“I’m not political. I just do this for the people,” says street artist Hero de Jeneiro pointing to his multicolored creations along Wijdesteeg, an alley in Amsterdam just off Dam Square. Jeneiro and friend Ottograph began pimping up the alley in May and it’s been a growing hit with locals and tourists ever since.
Hero, who’s a DJ and artist “You pay, I play—or spray,” he jokes, is painting the Wijdesteeg from his own pocket and has spent 700 euros to date. The goal, he says, is to make Amsterdam beautiful, but also to reawaken the city’s progressive roots.
“Street art makes the streets more democratic. It’s open to everyone. When people enter the Wijdesteeg, they just smile,” says Hero.

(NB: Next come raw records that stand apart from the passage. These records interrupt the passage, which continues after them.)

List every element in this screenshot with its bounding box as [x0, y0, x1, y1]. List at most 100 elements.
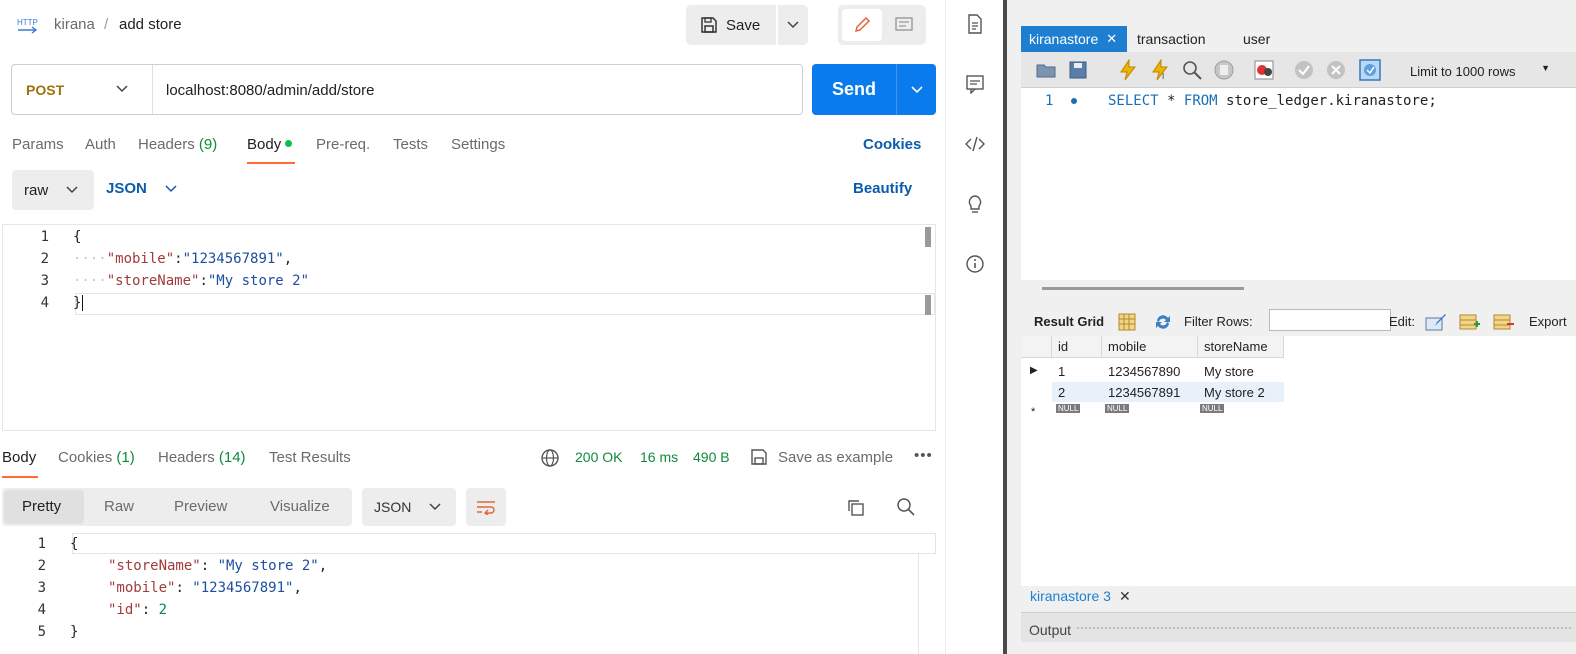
beautify-button[interactable]: Beautify — [853, 180, 912, 197]
response-size[interactable]: 490 B — [693, 449, 730, 465]
row-limit-label: Limit to 1000 rows — [1410, 63, 1516, 79]
tab-settings[interactable]: Settings — [451, 136, 505, 153]
row-limit-select[interactable]: Limit to 1000 rows ▼ — [1404, 60, 1558, 82]
cookies-link[interactable]: Cookies — [863, 136, 921, 153]
wrap-lines-button[interactable] — [466, 488, 506, 526]
new-row[interactable]: * NULL NULL NULL — [1021, 402, 1284, 418]
response-status[interactable]: 200 OK — [575, 449, 622, 465]
column-header-mobile[interactable]: mobile — [1102, 336, 1198, 358]
close-icon[interactable]: ✕ — [1119, 588, 1131, 605]
url-input[interactable] — [166, 79, 786, 101]
tab-user[interactable]: user — [1235, 26, 1278, 52]
save-button[interactable]: Save — [686, 5, 776, 45]
tab-auth[interactable]: Auth — [85, 136, 116, 153]
cell-id[interactable]: 2 — [1052, 382, 1102, 402]
request-body-editor[interactable]: 1 2 3 4 { ····"mobile":"1234567891", ···… — [2, 224, 936, 431]
open-brace: { — [73, 229, 82, 245]
tab-transaction[interactable]: transaction — [1129, 26, 1213, 52]
save-as-example-button[interactable]: Save as example — [778, 449, 893, 466]
refresh-icon[interactable] — [1153, 313, 1173, 331]
copy-icon[interactable] — [846, 498, 866, 518]
grip-handle[interactable] — [1076, 626, 1571, 631]
tab-body[interactable]: Body — [247, 136, 293, 153]
tab-params[interactable]: Params — [12, 136, 64, 153]
filter-rows-input[interactable] — [1269, 309, 1391, 331]
toggle-error-icon[interactable] — [1253, 59, 1275, 81]
tab-pre-request[interactable]: Pre-req. — [316, 136, 370, 153]
view-visualize[interactable]: Visualize — [270, 498, 330, 515]
tab-response-body[interactable]: Body — [2, 449, 36, 466]
edit-row-icon[interactable] — [1425, 312, 1447, 332]
response-time[interactable]: 16 ms — [640, 449, 678, 465]
cell-mobile[interactable]: 1234567891 — [1102, 382, 1198, 402]
documentation-icon[interactable] — [965, 14, 985, 34]
response-format-select[interactable]: JSON — [362, 488, 456, 526]
line-number: 3 — [40, 273, 49, 289]
execute-current-icon[interactable]: I — [1149, 59, 1171, 81]
auto-commit-icon[interactable] — [1359, 59, 1381, 81]
lightbulb-icon[interactable] — [965, 194, 985, 214]
code-line: { — [73, 229, 81, 245]
table-row[interactable]: ▶ 1 1234567890 My store — [1021, 360, 1284, 382]
tab-response-headers[interactable]: Headers (14) — [158, 449, 246, 466]
comments-icon[interactable] — [965, 74, 985, 94]
execute-icon[interactable] — [1117, 59, 1139, 81]
tab-result-kiranastore[interactable]: kiranastore 3 — [1030, 588, 1111, 604]
tab-test-results[interactable]: Test Results — [269, 449, 351, 466]
save-options-button[interactable] — [778, 5, 808, 45]
send-button[interactable]: Send — [812, 64, 896, 115]
table-row[interactable]: 2 1234567891 My store 2 — [1052, 382, 1284, 402]
response-body-viewer[interactable]: 1 2 3 4 5 { "storeName": "My store 2", "… — [0, 532, 936, 654]
null-placeholder[interactable]: NULL — [1105, 404, 1130, 413]
globe-icon[interactable] — [540, 448, 560, 468]
active-tab-underline — [247, 162, 295, 164]
null-placeholder[interactable]: NULL — [1056, 404, 1081, 413]
current-row-icon: ▶ — [1030, 365, 1038, 376]
send-options-button[interactable] — [897, 64, 936, 115]
method-select[interactable]: POST — [12, 65, 152, 114]
tab-tests[interactable]: Tests — [393, 136, 428, 153]
rollback-icon[interactable] — [1325, 59, 1347, 81]
cell-storename[interactable]: My store — [1198, 360, 1284, 382]
svg-text:HTTP: HTTP — [17, 18, 38, 27]
more-options-icon[interactable]: ••• — [914, 447, 933, 464]
editor-horizontal-scrollbar[interactable] — [1042, 287, 1244, 290]
body-type-select[interactable]: raw — [12, 170, 94, 210]
tab-kiranastore[interactable]: kiranastore ✕ — [1021, 26, 1127, 52]
view-raw[interactable]: Raw — [104, 498, 134, 515]
tab-response-cookies[interactable]: Cookies (1) — [58, 449, 135, 466]
close-icon[interactable]: ✕ — [1106, 31, 1117, 47]
search-icon[interactable] — [896, 497, 916, 517]
body-format-select[interactable]: JSON — [106, 180, 177, 197]
delete-row-icon[interactable] — [1493, 312, 1515, 332]
save-icon[interactable] — [1067, 59, 1089, 81]
result-grid-label[interactable]: Result Grid — [1034, 314, 1104, 329]
output-label[interactable]: Output — [1029, 622, 1071, 638]
view-mode-selector: Pretty Raw Preview Visualize — [2, 488, 352, 526]
export-label[interactable]: Export — [1529, 314, 1567, 329]
column-header-storename[interactable]: storeName — [1198, 336, 1284, 358]
commit-icon[interactable] — [1293, 59, 1315, 81]
editor-scrollbar[interactable] — [925, 227, 931, 247]
view-pretty[interactable]: Pretty — [22, 498, 61, 515]
explain-icon[interactable] — [1181, 59, 1203, 81]
sql-editor[interactable]: 1 SELECT * FROM store_ledger.kiranastore… — [1021, 88, 1576, 280]
request-name[interactable]: add store — [119, 16, 182, 33]
stop-icon[interactable] — [1213, 59, 1235, 81]
view-preview[interactable]: Preview — [174, 498, 227, 515]
open-folder-icon[interactable] — [1035, 59, 1057, 81]
code-icon[interactable] — [965, 134, 985, 154]
tab-headers[interactable]: Headers (9) — [138, 136, 217, 153]
cell-id[interactable]: 1 — [1052, 360, 1102, 382]
cell-mobile[interactable]: 1234567890 — [1102, 360, 1198, 382]
grid-view-icon[interactable] — [1118, 313, 1136, 331]
null-placeholder[interactable]: NULL — [1200, 404, 1225, 413]
close-brace: } — [73, 295, 82, 311]
cell-storename[interactable]: My store 2 — [1198, 382, 1284, 402]
documentation-mode-button[interactable] — [886, 9, 922, 41]
add-row-icon[interactable] — [1459, 312, 1481, 332]
column-header-id[interactable]: id — [1052, 336, 1102, 358]
breadcrumb-collection[interactable]: kirana — [54, 16, 95, 33]
info-icon[interactable] — [965, 254, 985, 274]
edit-mode-button[interactable] — [842, 9, 882, 41]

Spend just five minutes here and it’s easy to see why thousands of tourists, cyclists, deliverymen, pedestrians and the like have funneled through: the alleyway is a spontaneous gathering spot. The Wijdesteeg has welcomed wedding parties, dancers shooting a music video, middle aged tourists, school children and even tour guides target it.
“This used to be one of the ugliest streets in Amsterdam,” says one guide handing out cubed cheese from Albert Hein to his group, who are largely taking selfies. “Now it’s my first stop. You see how cool it is here.”
Hero’s effort to reinvigorate art on the streets may well help spark a larger discussion about the role the arts play in society. Since the financial crisis forced countries across Europe to slash government spending to the arts, resulting in a 200 million euro cut in the Netherlands in 2010, there has been little debate about its effects.
Many Dutch artists regard the cuts as conservative revenge. Halbe Zijlstra, the State Secretary of Education, Culture and Science, has often flaunted his disdain for culture, confessing he prefers Dan Brown to “heavy novels.”
Slashing arts funding raises an interesting question when it comes to tourism. Continuing globalization equals more tourism, but what do governments actually propose to offer tourists?
In Amsterdam, the answer seems to be bierfietsen a kind of party bike and moving pub that seats 17 riders, and popular with tourists staging stag parties. But this kind of tourist attraction has left locals disgruntled and complaints have skyrocketed as city dwellers are forced to deal with drunk, shouting tourists with little or no interest in the city’s cultural heritage. Recently, it was announced six floating bierfietsen might also be allowed on the city’s central canals.
“Amsterdam is becoming like the Venice of the North, like an amusement park full of yuppies,” says Hero. “It’s all about consumerism rather than art. What I’m doing here is not a product. I’m making a playground that brings out your inner child and lets him loose again.”
Hero hasn’t received permission from the city to paint the alleyway, and has been fined several times for working there, not for painting city property but for not carrying the proper ID. Yet still, Hero has become an unofficial city ambassador of sorts, building bridges—in this case a Technicolored one—to reach tourists through art.
On September 20, Hero and Ottograph will hold a party to ‘officially’ open the Wijdesteeg. Hopefully city officials will attend and recognize, just as art proponents have frequently argued, that art stimulates people and brings them together.